Alternatively, if Donald Trump's Republicans want to prevail in future elections as the minority share of the electorate continues to grow (in 2016, the exit polls revealed that the aggregate minority share continued its growth rate of 2 percent per presidential cycle hitting a 30 percent share), they must show working-class minority families in terms of tone and content that their economic message will be of benefit to their families, and not just white families. Especially since the looming Republican control of the White House and both houses of Congress means the GOP will own all that happens over the next two years.
In the final analysis, those pleasantly surprised, as well as those depressingly shocked, by Trump's victory, should remember Churchill's observation. Democracy is the worst form of government except for all others. Both parties’ elected officials and our president-elect need to respect the need to nurture our democracy. They should not presume that bonds won't fray dangerously in our nation.
Because, if our governmental leaders forget that central truth, I believe that the voters will hold them accountable.
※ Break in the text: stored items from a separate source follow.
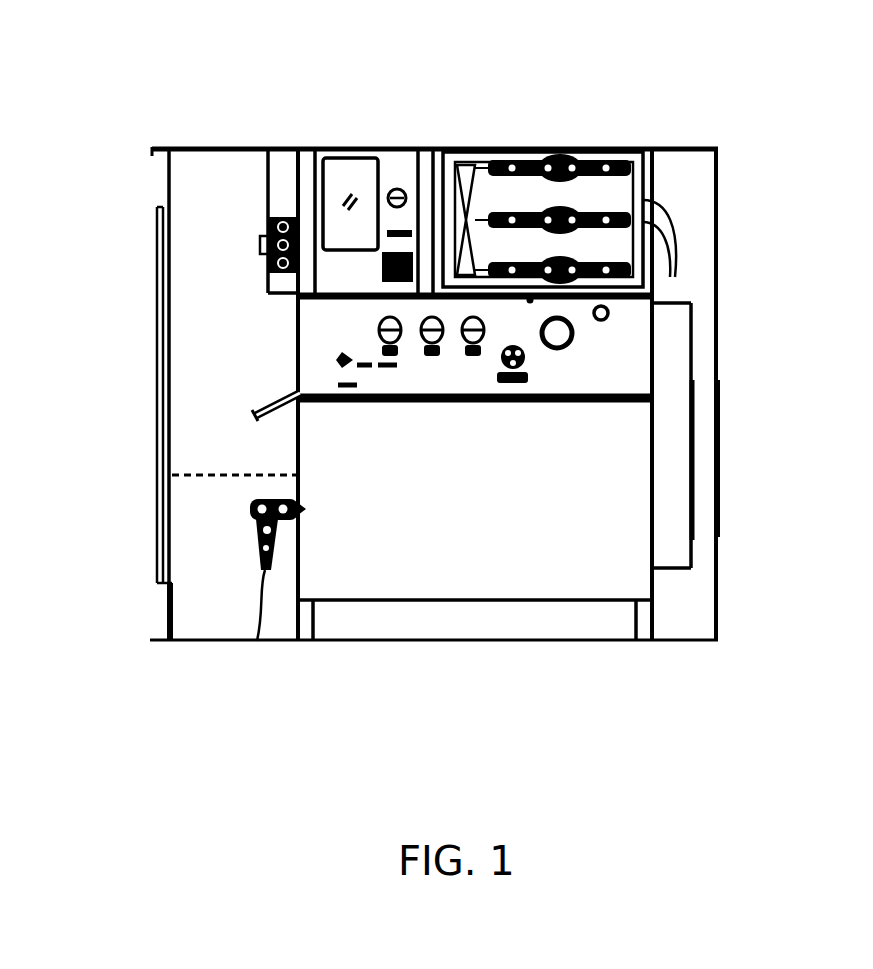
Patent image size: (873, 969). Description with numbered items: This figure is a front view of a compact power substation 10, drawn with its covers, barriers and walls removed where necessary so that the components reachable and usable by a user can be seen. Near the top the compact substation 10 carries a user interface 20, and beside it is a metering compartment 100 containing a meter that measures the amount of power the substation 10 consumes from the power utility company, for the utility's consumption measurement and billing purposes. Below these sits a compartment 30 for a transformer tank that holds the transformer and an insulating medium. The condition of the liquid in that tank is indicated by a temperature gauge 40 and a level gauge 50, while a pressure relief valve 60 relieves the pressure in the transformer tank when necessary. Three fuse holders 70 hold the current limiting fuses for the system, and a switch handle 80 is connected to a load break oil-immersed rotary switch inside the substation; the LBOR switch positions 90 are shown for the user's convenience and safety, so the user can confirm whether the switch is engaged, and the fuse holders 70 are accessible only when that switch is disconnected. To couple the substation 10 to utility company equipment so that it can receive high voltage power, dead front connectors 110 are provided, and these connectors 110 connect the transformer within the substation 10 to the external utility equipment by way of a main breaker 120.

The compact substation 10 is at (143, 673).
The user interface 20 is at (390, 147).
The compartment 30 is at (632, 572).
The temperature gauge 40 is at (578, 343).
The level gauge 50 is at (612, 312).
The pressure relief valve 60 is at (534, 302).
The fuse holders 70 is at (376, 326).
The switch handle 80 is at (250, 414).
The LBOR switch positions 90 is at (340, 362).
The metering compartment 100 is at (611, 164).
The dead front connectors 110 is at (250, 536).
The main breaker 120 is at (266, 185).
The old African proverb that Adlai Stevenson brought back from the United Nations is a worthy guidepost: "I have learned that in common places, reason abounds, and that in quiet people there is vision and purpose, and that many things are revealed to the humble which are hidden from the great." Both those who won and those who lost Tuesday's elections would be wise to follow that proverb as a governing creed.
Bruce N. Gyory is a political and strategic consultant at Manatt, Phelps & Phillips LLP and an adjunct professor of political science at SUNY Albany.